Thursday, June 18, 2020

Another Reason There are No Ex-KGB Officers – the FSB Won’t Let Them Quit

Paul Goble

            Staunton, June 15 – Captain Aleksandr Nikitin,  who exposed Soviet nuclear dumping in the Arctic three decades ago, said in 2000 when someone described Vladimir Putin as a former KGB officer that “there are no former KGB officers just as there are no former German shepherds” because they are a separate species whose members cannot change their spots.

            But now there appears to be an additional reason why there are so few former officers of the FSB, as the KGB is now called, and it is this: Some currently employed by that organization would like to quit but are denied the possibility to do so, according to journalist Dima Shvets in an article for Zona.Media (

            Two young FSB officers turned to Shvets to describe why they were unhappy with their service in the organs and what happened to them when they tried to leave. Speaking anonymously to avoid reprisals, they said that the work they were required to do was boring and offensive and the conditions of work were hellish, even “slave-like.” 

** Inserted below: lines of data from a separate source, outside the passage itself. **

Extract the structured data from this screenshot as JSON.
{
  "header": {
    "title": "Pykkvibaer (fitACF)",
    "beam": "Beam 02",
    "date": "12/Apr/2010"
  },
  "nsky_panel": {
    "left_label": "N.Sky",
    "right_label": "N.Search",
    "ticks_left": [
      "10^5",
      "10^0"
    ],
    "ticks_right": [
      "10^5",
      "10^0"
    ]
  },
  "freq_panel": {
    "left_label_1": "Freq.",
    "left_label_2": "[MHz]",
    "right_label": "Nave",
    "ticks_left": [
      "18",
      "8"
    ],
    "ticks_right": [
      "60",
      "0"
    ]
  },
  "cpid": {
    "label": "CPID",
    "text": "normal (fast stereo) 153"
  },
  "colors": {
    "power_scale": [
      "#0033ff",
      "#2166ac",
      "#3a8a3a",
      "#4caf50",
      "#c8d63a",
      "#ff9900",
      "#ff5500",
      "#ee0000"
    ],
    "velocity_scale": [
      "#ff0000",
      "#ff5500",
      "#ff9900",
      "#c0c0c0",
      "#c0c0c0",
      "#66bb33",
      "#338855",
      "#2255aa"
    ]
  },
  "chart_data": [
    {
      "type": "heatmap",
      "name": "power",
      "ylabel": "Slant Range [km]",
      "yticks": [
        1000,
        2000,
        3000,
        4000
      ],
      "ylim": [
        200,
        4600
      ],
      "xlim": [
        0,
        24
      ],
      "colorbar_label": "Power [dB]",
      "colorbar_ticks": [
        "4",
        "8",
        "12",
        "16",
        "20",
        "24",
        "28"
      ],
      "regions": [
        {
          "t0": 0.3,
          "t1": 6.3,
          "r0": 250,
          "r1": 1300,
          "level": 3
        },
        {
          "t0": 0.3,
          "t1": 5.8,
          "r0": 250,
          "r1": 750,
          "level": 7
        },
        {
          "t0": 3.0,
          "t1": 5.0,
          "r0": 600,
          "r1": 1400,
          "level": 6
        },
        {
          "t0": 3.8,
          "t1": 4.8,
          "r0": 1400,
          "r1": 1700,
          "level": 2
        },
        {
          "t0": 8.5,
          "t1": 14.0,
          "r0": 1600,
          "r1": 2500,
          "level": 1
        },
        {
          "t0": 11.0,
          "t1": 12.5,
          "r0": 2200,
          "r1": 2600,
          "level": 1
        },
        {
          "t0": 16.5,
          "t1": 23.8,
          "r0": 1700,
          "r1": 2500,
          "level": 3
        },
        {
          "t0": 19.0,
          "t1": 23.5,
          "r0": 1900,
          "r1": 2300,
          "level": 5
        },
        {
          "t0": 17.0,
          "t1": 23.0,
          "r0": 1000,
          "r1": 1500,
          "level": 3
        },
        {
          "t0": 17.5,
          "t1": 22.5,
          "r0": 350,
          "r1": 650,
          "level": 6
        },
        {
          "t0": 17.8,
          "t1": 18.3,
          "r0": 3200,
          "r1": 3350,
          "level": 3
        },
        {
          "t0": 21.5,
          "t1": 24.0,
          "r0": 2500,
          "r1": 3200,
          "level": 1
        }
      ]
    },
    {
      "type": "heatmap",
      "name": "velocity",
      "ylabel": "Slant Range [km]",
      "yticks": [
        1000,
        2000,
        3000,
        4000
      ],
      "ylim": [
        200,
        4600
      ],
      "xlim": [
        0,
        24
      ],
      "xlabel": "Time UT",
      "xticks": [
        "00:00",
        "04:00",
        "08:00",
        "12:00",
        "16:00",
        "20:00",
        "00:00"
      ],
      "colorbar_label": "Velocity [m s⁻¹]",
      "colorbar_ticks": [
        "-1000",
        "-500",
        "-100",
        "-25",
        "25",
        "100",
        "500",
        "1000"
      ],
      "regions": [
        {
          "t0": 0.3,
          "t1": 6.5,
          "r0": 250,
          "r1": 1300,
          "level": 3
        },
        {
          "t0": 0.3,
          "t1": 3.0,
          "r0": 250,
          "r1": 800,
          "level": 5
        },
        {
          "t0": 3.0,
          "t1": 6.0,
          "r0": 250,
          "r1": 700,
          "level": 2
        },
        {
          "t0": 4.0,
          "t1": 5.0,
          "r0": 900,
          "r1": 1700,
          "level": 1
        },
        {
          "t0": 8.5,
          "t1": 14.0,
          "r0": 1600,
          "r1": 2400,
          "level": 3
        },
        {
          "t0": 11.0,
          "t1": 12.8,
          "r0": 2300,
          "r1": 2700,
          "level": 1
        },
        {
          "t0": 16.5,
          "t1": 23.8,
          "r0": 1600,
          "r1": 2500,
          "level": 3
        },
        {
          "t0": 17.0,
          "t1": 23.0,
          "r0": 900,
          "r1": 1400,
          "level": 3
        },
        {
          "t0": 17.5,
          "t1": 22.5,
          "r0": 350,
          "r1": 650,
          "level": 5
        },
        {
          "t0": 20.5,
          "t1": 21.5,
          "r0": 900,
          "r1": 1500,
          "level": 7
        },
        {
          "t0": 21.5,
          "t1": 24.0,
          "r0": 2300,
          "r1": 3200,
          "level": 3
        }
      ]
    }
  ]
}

            According to the two, many others who work for the FSB would like to leave but don’t try because they have concluded that they will be punished if they try to and will, like these two, be blocked in their attempts by bosses who don’t want to look bad in the eyes of their superiors and who are content to continue things as they are.

            What the two stress is that in all things, Russian law is irrelevant both to what they are required to do as agents and also to their chances of protecting themselves from abuse at work and from exercising their right to resign. Formally, they have certain rights; but in practice, they don’t have any.

            The two also suggested that the FSB’s work was often badly organized, involving the monitoring of people and the collecting of information no one really needs; and they said that the contempt for law meant that during elections, FSB officers often voted “two or three times” for the candidate supported by the powers even if they wanted to vote otherwise.

            Having experienced this, both tried to leave but were met with threats if they continued and promises of preferment if they remained.  They were told that prosecutors would ignore any complaints they made because the FSB would ensure that their applications for review were ignored.   

                And they concluded that the only way out was to violate the rules of the FSB or to suffer some physical problem or to die. Otherwise, they would remain not just secret servants but indentured ones.

            It is impossible to say just how widespread such feeling are, but the comments of these two suggest they are more common than the public image of the FSB as a totally united organization is – and that could mean that in a crisis, it might prove less totally reliable than the Kremlin – and even its opponents – typically assume.